It was 25 years ago that Weezer first arrived on the rock scene with their self-titled studio debut that has since come to be known as “Blue Album.” After a quarter of a decade filled with hits and misses, frontman Rivers Cuomo and his pals show no signs of slowing their roll. After releasing a self-titled cover album, “Teal Album,” earlier this year, Weezer has finally released their 13th album, dubbed “Black Album.”
Despite its ominous title, “Black Album” still sounds very much like Weezer. Its 10-song track list consists of several catchy pop numbers, with a few of them leaning heavy into synthetic sounds. The lyrics are fun with the dark wit and angst that should be expected from Weezer, mixed with some commentary on the band’s current place in the world.
The album feels very self-aware, with a number of songs making reference to the band’s recent return to the spotlight and many fans’ longing for an album more similar to their first couple of releases. Multiple tracks have dark lyrics that are contrasted by their upbeat pop melodies, but this is much less a feature of “Black Album” specifically and more of a staple of Cuomo’s writing style.
Lyrically, the only thing that makes “Black Album” stand apart from Weezer’s previous albums is the explicit language, something that was previously foreign in the band’s discography. This fails to make the album feel more mature, but it is an interesting bit of experimentation that gives this album some unique character.
The album’s opening track, “Can’t Knock The Hustle” is an incredibly catchy tune that blends a funk sound with some incredibly self-deprecating lyrics. The narcissism of social media seems to be the topic of discussion here, as Cuomo invites listeners to, “Leave a five-star review, and I’ll leave you one, too.”
“Zombie Bastards” is a direct message to a vocal part of Weezer’s fan base, who long for a new album similar to the band’s earlier releases. With lines like, “If I die it means I lived my life / And that’s much better than hiding in a hole,” it’s very clear that Cuomo has no interest in just reanimating an old album. He’s determined to keep evolving and changing, not shuffling around like a zombie.
“High as a Kite” and “Piece of Cake” are also standout tracks. They are two very upbeat and poppy songs that tackle dark and serious subject matter. “High as a Kite” deals with the need to escape reality entirely, due to having no sense of self-worth or value, while “Piece of Cake” is based around a failed relationship.
“Living in L.A.” is an interesting song. It almost feels like a parody of a Weezer song. The lyrics feel disjointed, as if lines were pulled randomly from a hat and are connected by a very generic chorus.
“I’m Just Being Honest” and “Too Many Thoughts In My Head” are probably the closest to actual rock songs that you’ll find on “Black Album.” Like many of Weezer’s best songs, they are personal stories about events in Cuomo’s life, which are always slightly awkward and dorky but also incredibly endearing.
While I really like the majority of the songs on “Black Album,” the album as a whole leaves something to be desired.
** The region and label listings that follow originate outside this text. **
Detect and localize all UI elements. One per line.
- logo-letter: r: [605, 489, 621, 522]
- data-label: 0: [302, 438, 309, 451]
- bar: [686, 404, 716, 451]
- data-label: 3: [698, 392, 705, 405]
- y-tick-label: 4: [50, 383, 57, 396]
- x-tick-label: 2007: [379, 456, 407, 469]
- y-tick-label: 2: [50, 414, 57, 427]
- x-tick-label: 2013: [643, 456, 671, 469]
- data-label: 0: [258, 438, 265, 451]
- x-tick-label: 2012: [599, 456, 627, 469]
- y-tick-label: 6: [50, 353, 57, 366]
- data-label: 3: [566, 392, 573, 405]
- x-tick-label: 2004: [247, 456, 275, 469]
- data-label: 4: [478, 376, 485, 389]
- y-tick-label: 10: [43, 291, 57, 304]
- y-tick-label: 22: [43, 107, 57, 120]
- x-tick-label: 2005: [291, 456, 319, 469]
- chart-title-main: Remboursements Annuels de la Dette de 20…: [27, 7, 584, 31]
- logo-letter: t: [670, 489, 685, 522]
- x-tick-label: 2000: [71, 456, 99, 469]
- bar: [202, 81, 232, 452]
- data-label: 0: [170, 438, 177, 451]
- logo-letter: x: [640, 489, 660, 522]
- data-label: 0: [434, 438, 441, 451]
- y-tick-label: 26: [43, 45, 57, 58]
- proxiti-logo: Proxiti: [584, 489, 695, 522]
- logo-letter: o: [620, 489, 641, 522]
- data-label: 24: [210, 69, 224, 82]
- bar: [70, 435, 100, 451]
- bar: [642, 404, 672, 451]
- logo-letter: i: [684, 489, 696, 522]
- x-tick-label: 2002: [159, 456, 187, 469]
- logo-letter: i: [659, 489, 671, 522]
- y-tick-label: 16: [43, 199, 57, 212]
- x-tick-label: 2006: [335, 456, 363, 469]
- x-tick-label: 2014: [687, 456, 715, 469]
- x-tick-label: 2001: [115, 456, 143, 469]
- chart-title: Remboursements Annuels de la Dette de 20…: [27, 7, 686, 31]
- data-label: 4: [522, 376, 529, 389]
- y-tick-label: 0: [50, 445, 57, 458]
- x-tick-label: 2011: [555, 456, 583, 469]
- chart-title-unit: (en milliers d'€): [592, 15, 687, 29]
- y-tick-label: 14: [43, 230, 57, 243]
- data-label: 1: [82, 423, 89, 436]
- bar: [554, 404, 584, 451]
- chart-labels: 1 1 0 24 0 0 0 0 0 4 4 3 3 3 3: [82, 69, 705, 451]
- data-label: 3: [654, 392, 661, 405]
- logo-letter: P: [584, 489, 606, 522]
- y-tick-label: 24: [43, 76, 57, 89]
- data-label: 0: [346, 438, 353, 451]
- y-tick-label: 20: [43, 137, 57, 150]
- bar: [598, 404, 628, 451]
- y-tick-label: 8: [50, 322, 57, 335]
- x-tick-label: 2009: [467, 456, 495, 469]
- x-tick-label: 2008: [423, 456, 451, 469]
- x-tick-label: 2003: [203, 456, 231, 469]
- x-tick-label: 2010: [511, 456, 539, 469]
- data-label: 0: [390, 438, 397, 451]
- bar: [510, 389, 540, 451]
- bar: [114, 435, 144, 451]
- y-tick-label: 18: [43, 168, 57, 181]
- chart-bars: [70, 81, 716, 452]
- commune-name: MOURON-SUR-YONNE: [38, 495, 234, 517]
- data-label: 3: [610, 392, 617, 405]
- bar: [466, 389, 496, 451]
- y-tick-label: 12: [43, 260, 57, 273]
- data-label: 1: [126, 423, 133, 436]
The alternative rock sounds of previous releases seem to have been replaced entirely by a tamer synth-pop sort of sound. While this experimentation is important for a band with such a long history, the lack of driving alt-rock tracks gives “Black Album” a lack of drive or momentum.
Past Weezer releases have often had an encompassing message, such as “Pinkerton’s” personal tales of frustration and isolation or “Red Album’s” cries of longing for the nostalgic past. Instead, “Black Album” is a collection of 10 seemingly unrelated songs, connected only by a common sound and a vague disdain for those who want Weezer to make music a certain way.
With two self-titled albums already released this year and with two more releases not far off, Weezer seems to be looking for a big comeback. While “Black Album” isn’t a perfect record, it does show a willingness to experiment with new sounds and the potential for self-reflection. The pieces don’t fit together into anything mind-blowing, but the individual songs themselves are all enjoyable.